Before RALPH B. GUY, JR., BOGGS and SILER, Circuit Judges.

ORDER

Rawleigh Banks is a former Ohio prisoner who appeals the dismissal of a habeas corpus petition that he had filed under 28 U.S.C. § 2254. The case has been referred to a panel of the court pursuant to Rule 9(a), Rules of the Sixth Circuit. Upon examination, the panel unanimously agrees that oral argument is not needed. Fed. R. App. P. 34(a).

In 1986, a jury convicted Banks of passing bad checks, forgery, uttering, grand theft, and receiving stolen property. He raised ten claims in his federal petition: 1) that the trial court improperly admitted evidence of his prior convictions; 2) that the trial court improperly admitted a letter demanding payment on a bad check; 3) that a police officer was allowed to testify concerning his prior convictions and that evidence was admitted regarding convictions which were more than ten years old; 4) that there was insufficient evidence on a bad check charge; 5) that there was insufficient evidence of forgery and uttering; 6) that there was insufficient evidence of receiving stolen property; 7) that he received a greater sentence because he demanded a jury trial; 8) that the indictment was "constructively amended" by the trial court's instructions; 9) that the trial court's instructions were "conflicting, inconsistent and inapplicable;" and 10) that he was denied effective assistance of counsel. On September 18, 1991, the district court adopted a magistrate's recommendation and dismissed the petition. It is from this judgment that Banks now appeals. In addition, he has filed a motion to extend the appointment of his attorney under the Criminal Justice Act, 18 U.S.C. § 3006A.

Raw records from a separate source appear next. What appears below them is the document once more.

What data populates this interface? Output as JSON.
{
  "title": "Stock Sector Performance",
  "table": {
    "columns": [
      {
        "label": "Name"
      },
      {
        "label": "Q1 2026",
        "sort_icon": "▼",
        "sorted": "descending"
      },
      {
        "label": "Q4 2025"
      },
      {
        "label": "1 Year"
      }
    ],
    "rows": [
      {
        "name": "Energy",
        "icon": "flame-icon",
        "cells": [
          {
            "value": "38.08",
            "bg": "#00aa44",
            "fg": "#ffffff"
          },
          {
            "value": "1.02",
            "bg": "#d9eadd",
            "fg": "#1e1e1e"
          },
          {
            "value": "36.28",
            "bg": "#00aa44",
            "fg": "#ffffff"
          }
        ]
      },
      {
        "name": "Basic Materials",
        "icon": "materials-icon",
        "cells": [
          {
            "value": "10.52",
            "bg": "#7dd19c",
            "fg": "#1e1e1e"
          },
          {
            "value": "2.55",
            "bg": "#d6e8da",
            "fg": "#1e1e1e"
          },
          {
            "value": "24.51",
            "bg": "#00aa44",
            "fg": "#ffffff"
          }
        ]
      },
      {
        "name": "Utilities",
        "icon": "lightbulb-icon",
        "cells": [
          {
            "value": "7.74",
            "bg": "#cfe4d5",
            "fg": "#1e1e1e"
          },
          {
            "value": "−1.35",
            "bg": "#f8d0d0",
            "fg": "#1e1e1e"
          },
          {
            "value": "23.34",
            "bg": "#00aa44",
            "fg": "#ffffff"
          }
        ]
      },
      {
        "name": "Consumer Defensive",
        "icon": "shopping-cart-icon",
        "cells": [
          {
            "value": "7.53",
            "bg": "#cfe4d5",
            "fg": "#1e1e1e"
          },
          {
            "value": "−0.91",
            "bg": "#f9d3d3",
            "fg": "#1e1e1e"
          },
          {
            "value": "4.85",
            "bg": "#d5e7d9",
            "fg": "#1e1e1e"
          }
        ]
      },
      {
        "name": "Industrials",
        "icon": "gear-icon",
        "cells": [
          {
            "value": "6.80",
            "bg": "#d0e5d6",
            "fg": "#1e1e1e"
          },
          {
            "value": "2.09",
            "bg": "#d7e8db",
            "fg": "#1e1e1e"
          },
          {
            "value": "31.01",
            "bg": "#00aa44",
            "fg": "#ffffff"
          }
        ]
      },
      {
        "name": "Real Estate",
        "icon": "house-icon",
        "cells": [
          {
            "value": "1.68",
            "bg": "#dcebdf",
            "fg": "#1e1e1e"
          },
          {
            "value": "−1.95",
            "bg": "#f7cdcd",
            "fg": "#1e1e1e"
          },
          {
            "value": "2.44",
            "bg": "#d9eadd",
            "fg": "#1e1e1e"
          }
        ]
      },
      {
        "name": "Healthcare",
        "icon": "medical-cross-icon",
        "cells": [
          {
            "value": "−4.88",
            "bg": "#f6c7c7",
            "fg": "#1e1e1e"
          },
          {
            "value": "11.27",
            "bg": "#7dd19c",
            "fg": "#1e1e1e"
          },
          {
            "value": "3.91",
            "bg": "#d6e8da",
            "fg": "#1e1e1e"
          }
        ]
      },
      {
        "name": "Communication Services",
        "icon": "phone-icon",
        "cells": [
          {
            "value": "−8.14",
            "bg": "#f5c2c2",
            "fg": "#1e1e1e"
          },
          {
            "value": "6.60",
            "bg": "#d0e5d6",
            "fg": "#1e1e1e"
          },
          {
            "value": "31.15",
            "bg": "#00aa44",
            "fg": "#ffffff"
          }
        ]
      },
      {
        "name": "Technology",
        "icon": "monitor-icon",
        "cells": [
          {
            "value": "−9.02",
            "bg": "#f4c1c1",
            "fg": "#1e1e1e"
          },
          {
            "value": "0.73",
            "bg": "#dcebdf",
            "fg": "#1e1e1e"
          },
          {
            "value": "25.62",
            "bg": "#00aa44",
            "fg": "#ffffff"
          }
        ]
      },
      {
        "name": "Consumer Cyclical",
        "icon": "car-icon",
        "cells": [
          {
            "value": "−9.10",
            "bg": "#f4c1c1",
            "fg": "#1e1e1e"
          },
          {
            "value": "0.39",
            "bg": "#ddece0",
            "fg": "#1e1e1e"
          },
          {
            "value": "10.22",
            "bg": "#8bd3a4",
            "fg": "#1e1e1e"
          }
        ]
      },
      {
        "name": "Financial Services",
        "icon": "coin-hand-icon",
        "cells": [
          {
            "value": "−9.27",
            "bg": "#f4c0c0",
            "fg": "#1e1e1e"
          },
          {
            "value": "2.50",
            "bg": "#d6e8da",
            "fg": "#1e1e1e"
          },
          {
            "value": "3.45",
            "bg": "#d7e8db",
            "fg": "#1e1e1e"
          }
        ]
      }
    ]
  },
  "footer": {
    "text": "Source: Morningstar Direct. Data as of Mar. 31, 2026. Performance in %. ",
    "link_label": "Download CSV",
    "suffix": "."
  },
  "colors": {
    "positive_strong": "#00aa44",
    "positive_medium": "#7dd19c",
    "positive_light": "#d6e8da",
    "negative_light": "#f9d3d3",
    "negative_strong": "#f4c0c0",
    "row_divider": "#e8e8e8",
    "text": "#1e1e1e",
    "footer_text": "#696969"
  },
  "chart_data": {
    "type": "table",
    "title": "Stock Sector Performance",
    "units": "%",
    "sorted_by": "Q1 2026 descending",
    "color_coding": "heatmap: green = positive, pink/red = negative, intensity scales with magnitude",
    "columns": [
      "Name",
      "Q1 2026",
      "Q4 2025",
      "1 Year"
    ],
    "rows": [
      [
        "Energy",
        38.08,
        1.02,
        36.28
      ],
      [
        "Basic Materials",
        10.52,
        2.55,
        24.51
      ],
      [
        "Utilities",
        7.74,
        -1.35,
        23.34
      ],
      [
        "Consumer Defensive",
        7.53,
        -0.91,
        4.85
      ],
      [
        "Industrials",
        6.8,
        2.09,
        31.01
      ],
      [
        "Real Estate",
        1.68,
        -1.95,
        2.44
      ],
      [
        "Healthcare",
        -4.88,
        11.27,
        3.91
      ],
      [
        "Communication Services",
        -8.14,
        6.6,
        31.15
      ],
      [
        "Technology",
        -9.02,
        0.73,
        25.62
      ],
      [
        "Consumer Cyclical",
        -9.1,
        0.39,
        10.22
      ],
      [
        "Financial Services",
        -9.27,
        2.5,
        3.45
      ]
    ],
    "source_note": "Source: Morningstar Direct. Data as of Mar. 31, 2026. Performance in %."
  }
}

As an initial matter, it is noted that Banks has not raised any arguments regarding several of his original claims on appeal. Issues are not reviewable if they have been abandoned on appeal, even if they were raised in the district court. Thus, Banks has waived appellate review of the second, fifth, sixth, seventh and tenth claims asserted in his petition. See McMurphy v. City of Flushing, 802 F.2d 191, 198-99 (6th Cir. 1986).

A de novo review of the remaining claims indicates that the petition was properly dismissed for the reasons stated by the district court. The admission of evidence regarding Banks's prior convictions did not violate due process in light of the limiting instruction that the trial court gave to the jury. See Spencer v. Texas, 385 U.S. 554, 561 (1967). The surplus language in the court's instruction on grand theft was consistent with the statutory definition and did not violate due process. See Martin v. Foltz, 773 F.2d 711, 718 (6th Cir. 1985), cert. denied, 478 U.S. 1021 (1986). Nor were the court's instructions so ambiguous on the whole as to deprive Banks of a fair trial. Finally, the victim's testimony and the absence of funds in Banks's account provided sufficient evidence to support his conviction for passing bad checks. See Brown v. Davis, 752 F.2d 1142, 1147 (6th Cir. 1985).

Accordingly, the motion for appointment of counsel is granted, and the district court's judgment is affirmed. Rule 9(b) (3), Rules of the Sixth Circuit.